Rings and Their Modules
Title | Rings and Their Modules PDF eBook |
Author | Paul E. Bland |
Publisher | Walter de Gruyter |
Pages | 467 |
Release | 2011 |
Genre | Mathematics |
ISBN | 3110250225 |
This book is an introduction to the theory of rings and modules that goes beyond what one normally obtains in a graduate course in abstract algebra. In addition to the presentation of standard topics in ring and module theory, it also covers category theory, homological algebra and even more specialized topics like injective envelopes and proj
Rings and Categories of Modules
Title | Rings and Categories of Modules PDF eBook |
Author | Frank W. Anderson |
Publisher | Springer Science & Business Media |
Pages | 386 |
Release | 2012-12-06 |
Genre | Mathematics |
ISBN | 1461244188 |
This book is intended to provide a reasonably self-contained account of a major portion of the general theory of rings and modules suitable as a text for introductory and more advanced graduate courses. We assume the famil iarity with rings usually acquired in standard undergraduate algebra courses. Our general approach is categorical rather than arithmetical. The continuing theme of the text is the study of the relationship between the one-sided ideal structure that a ring may possess and the behavior of its categories of modules. Following a brief outline of set-theoretic and categorical foundations, the text begins with the basic definitions and properties of rings, modules and homomorphisms and ranges through comprehensive treatments of direct sums, finiteness conditions, the Wedderburn-Artin Theorem, the Jacobson radical, the hom and tensor functions, Morita equivalence and duality, de composition theory of injective and projective modules, and semi perfect and perfect rings. In this second edition we have included a chapter containing many of the classical results on artinian rings that have hdped to form the foundation for much of the contemporary research on the representation theory of artinian rings and finite dimensional algebras. Both to illustrate the text and to extend it we have included a substantial number of exercises covering a wide spectrum of difficulty. There are, of course" many important areas of ring and module theory that the text does not touch upon.

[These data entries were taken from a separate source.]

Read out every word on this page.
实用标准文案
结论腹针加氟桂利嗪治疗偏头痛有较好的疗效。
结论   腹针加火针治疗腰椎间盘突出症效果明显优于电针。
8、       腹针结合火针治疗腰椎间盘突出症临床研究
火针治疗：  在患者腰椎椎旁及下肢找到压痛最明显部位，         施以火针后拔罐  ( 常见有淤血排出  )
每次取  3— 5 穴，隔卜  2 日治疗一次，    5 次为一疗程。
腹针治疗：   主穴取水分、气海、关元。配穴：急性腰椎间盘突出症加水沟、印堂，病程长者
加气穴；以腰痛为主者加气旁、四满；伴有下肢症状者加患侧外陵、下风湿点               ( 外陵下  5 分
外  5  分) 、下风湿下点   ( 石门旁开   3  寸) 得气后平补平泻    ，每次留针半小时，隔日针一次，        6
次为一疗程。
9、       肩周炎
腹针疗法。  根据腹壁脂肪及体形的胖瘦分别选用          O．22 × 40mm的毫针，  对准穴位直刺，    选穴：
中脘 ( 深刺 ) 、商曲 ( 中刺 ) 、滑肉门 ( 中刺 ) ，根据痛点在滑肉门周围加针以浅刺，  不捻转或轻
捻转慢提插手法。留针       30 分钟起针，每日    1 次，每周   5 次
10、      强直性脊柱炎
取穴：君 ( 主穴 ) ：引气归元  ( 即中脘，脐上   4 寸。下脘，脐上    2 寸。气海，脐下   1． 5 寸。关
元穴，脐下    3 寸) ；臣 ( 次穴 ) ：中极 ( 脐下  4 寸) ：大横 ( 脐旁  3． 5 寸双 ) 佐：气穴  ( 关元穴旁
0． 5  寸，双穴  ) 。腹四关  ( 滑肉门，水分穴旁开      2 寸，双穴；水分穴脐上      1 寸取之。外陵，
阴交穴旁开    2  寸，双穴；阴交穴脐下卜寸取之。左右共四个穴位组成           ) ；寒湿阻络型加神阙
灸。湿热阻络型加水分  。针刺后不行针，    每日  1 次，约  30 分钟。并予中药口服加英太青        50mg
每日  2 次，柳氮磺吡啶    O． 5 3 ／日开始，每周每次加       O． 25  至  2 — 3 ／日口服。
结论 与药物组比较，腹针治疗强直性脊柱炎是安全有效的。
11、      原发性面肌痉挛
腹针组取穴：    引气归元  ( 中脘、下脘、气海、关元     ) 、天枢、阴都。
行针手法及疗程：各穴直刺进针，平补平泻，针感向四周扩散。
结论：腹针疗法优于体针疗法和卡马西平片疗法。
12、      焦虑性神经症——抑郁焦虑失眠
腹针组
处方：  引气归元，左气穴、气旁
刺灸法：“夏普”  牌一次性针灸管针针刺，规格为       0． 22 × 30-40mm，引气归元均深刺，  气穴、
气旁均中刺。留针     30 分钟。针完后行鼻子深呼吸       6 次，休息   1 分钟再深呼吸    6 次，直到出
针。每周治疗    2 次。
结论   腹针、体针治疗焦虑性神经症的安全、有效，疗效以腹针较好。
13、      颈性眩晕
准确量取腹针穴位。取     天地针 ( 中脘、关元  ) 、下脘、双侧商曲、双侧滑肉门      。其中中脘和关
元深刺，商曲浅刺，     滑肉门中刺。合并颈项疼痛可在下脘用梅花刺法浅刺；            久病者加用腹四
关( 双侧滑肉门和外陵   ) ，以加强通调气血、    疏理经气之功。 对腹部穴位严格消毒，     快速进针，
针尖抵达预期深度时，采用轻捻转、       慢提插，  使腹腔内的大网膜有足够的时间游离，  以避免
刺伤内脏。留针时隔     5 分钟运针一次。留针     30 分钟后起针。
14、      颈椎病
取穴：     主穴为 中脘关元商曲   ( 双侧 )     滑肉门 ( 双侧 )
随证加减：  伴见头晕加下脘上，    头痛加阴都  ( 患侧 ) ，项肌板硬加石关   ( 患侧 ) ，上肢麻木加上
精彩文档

Integral Closure of Ideals, Rings, and Modules
Title | Integral Closure of Ideals, Rings, and Modules PDF eBook |
Author | Craig Huneke |
Publisher | Cambridge University Press |
Pages | 446 |
Release | 2006-10-12 |
Genre | Mathematics |
ISBN | 0521688604 |
Ideal for graduate students and researchers, this book presents a unified treatment of the central notions of integral closure.